2. Compression set in oil (CS) (Evaluation of hydrolysis resistance)
With reference to JIS K6258 and JIS K6262, JIS No. In 3 oils, the values after standing at 150 ° C. for 240 hours and 2000 hours with a P14 O-ring were measured. At the time of opening, the test jig was cooled to room temperature and then opened. The heat resistance was evaluated by setting the limit value of the sealability as the time point when the compression set becomes 80%, and ◯ when it is lower than this and x when it is higher.

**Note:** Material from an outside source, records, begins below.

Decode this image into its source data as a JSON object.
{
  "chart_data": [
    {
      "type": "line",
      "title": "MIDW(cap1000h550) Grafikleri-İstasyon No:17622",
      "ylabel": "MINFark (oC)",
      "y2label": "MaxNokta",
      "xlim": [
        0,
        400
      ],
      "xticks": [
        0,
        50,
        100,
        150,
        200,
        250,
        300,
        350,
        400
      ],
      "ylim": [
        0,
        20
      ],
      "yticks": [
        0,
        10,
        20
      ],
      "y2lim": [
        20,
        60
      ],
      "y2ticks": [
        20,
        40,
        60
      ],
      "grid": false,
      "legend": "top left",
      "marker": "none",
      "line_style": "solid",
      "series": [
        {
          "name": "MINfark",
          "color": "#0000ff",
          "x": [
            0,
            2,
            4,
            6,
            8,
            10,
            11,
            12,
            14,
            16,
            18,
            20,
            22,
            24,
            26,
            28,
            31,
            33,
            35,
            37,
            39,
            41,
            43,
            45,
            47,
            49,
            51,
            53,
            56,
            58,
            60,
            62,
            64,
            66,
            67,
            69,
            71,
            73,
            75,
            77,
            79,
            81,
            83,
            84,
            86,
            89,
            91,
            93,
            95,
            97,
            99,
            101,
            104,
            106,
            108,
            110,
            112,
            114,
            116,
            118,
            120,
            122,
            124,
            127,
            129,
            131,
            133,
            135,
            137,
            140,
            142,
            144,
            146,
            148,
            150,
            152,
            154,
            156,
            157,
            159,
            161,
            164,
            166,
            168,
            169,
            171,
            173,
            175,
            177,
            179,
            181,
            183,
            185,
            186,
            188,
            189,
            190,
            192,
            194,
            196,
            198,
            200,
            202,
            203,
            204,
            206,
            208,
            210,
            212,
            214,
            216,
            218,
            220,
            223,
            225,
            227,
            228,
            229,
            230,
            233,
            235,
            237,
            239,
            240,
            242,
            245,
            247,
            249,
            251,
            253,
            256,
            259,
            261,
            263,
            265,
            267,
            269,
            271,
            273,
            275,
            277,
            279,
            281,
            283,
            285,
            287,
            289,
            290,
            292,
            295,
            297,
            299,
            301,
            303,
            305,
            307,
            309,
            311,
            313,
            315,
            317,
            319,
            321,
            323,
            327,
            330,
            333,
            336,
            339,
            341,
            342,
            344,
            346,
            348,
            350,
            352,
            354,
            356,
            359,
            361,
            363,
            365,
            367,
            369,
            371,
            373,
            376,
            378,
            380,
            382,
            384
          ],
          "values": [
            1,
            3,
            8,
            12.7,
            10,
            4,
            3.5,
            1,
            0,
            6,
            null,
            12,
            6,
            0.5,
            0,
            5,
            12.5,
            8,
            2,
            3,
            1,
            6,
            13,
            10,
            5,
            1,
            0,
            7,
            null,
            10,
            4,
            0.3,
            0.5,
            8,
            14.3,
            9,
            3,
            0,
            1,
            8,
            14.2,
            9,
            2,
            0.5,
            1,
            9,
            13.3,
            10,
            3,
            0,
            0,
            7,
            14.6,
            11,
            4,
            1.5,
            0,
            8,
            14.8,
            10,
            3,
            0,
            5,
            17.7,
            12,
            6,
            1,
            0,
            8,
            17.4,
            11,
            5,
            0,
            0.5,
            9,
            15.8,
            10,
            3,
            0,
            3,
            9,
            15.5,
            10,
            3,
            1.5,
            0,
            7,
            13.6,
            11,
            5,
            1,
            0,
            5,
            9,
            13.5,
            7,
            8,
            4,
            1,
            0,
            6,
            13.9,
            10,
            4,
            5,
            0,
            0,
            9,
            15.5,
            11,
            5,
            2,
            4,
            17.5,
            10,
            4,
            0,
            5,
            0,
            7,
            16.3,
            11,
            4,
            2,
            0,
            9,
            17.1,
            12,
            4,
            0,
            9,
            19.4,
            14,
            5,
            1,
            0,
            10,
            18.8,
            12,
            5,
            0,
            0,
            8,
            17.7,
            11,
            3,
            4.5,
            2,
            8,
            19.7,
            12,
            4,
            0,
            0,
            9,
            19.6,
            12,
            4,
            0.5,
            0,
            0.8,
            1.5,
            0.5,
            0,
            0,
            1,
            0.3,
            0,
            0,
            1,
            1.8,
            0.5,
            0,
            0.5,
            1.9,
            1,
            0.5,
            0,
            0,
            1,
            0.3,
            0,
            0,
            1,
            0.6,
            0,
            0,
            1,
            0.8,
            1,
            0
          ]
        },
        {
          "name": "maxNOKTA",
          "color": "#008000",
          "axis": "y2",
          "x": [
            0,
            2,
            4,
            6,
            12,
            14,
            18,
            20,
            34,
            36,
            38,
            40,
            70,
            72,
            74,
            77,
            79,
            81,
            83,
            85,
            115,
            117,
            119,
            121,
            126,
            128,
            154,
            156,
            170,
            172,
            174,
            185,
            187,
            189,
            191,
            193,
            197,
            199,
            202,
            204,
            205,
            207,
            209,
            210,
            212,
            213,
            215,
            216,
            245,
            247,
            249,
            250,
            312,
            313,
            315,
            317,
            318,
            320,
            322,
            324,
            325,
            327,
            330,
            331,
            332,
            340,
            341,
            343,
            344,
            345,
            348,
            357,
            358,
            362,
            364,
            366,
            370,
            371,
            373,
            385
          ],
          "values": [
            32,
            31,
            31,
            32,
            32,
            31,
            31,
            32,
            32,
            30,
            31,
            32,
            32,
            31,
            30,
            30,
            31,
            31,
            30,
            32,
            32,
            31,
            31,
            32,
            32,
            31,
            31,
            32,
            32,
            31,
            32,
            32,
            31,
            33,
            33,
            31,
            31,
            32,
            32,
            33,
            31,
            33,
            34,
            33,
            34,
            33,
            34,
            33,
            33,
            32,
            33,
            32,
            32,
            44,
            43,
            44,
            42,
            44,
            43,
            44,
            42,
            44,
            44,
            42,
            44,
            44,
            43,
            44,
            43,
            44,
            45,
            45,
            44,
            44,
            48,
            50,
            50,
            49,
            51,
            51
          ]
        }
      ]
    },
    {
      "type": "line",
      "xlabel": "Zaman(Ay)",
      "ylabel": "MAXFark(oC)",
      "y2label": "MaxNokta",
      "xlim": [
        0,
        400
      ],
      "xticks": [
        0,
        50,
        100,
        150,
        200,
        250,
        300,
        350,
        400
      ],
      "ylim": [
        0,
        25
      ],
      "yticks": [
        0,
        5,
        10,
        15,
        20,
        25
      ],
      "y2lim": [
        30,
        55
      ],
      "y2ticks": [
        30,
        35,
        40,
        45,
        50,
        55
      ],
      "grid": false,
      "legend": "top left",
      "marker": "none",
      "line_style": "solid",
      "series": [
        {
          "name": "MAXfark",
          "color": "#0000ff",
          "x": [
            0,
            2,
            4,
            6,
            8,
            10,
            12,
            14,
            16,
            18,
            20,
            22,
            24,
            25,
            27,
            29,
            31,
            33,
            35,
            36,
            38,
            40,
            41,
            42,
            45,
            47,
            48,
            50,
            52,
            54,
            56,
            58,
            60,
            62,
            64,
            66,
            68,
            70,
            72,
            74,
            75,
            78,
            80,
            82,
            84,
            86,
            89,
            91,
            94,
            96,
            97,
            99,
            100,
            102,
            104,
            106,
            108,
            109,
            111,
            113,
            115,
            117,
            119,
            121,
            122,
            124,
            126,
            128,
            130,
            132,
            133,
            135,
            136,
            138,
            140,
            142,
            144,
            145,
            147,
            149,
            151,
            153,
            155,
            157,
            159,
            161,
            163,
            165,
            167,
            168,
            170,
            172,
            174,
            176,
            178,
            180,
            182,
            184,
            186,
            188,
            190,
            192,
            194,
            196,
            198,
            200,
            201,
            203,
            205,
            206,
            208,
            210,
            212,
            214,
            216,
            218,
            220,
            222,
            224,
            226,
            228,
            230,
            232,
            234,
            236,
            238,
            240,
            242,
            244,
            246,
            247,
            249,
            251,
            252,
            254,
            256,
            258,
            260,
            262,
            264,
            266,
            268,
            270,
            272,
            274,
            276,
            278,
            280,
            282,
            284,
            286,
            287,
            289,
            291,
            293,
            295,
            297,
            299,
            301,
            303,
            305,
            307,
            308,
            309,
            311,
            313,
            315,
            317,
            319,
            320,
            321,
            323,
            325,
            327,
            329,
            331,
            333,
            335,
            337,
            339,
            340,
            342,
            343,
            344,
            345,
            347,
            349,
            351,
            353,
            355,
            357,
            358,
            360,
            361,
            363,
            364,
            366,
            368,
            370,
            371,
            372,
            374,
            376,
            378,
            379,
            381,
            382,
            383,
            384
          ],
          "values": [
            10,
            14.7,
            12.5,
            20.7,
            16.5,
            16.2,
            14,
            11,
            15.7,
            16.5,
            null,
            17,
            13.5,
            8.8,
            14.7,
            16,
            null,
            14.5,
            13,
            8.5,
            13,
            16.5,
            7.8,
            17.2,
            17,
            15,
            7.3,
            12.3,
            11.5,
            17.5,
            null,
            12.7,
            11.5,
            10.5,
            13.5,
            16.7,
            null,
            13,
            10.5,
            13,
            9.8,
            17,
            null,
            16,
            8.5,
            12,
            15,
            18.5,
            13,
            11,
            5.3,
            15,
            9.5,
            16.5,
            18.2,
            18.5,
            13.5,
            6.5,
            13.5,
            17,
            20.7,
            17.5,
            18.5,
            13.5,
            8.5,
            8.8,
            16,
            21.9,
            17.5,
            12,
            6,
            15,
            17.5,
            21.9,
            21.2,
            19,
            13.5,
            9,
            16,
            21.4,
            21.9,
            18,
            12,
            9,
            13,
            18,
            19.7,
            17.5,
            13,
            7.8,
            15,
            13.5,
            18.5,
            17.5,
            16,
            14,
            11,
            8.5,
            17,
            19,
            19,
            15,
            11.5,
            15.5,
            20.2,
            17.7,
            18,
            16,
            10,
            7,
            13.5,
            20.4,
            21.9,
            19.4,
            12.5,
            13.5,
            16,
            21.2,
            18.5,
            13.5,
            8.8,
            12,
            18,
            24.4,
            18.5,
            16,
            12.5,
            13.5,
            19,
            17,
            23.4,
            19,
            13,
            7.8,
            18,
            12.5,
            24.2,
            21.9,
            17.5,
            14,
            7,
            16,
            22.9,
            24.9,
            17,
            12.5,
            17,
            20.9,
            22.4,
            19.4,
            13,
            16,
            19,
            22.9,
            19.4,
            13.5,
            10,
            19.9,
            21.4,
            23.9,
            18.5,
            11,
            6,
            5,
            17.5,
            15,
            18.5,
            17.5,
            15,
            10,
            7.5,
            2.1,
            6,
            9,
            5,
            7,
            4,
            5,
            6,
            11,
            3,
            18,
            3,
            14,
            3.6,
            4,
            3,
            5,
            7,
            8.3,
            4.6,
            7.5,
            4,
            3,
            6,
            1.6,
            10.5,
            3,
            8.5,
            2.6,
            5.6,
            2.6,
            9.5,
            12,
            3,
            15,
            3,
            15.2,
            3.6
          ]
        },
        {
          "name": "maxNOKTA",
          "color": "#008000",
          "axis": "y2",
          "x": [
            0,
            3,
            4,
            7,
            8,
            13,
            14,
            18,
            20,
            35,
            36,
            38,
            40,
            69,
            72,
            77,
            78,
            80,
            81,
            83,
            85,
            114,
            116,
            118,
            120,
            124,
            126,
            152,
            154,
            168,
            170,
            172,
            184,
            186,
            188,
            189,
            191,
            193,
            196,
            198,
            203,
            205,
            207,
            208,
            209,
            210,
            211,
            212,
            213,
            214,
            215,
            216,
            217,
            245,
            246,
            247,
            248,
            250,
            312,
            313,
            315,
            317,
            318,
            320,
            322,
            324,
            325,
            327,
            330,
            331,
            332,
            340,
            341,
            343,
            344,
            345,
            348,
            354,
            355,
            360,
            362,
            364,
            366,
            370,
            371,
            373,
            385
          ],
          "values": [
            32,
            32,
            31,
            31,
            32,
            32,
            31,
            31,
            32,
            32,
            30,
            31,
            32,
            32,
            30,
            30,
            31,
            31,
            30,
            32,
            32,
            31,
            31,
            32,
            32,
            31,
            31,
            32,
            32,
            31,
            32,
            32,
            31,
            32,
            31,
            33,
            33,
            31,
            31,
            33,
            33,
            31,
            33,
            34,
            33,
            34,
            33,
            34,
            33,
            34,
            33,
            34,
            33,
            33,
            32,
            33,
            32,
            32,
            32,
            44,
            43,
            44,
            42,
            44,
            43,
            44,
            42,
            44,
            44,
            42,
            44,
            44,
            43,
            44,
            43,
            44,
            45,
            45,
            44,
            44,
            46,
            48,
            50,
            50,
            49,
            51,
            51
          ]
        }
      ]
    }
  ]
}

  The results are shown in Table 1.

<Evaluation>
From Table 1, the crosslinked bodies of Examples 1 to 4 are comparable to the acrylic rubber (ACM) of Comparative Example 2, have heat resistance exceeding this, and have sufficient hydrolysis resistance that cannot be achieved by ACM. I understand that. Moreover, although the peroxide bridge | crosslinking HNBR shown to the comparative example 1 is excellent in hydrolysis resistance compared with the acrylic rubber (ACM) of the comparative example 2, it turns out that heat resistance is inadequate.

  From the above, the crosslinked bodies of Examples 1 to 4 have hydrolysis resistance suitable for use in engine oil environments mixed with moisture while having heat resistance and oil resistance comparable to acrylic rubber. I understand.

Claims (2)

  An oil seal comprising a crosslinked product obtained by polyamine crosslinking a polymer comprising a hydrogenated nitrile rubber capable of polyamine crosslinking.   The oil seal according to claim 1, wherein the polymer has a nitrile content of 20 to 45 wt%.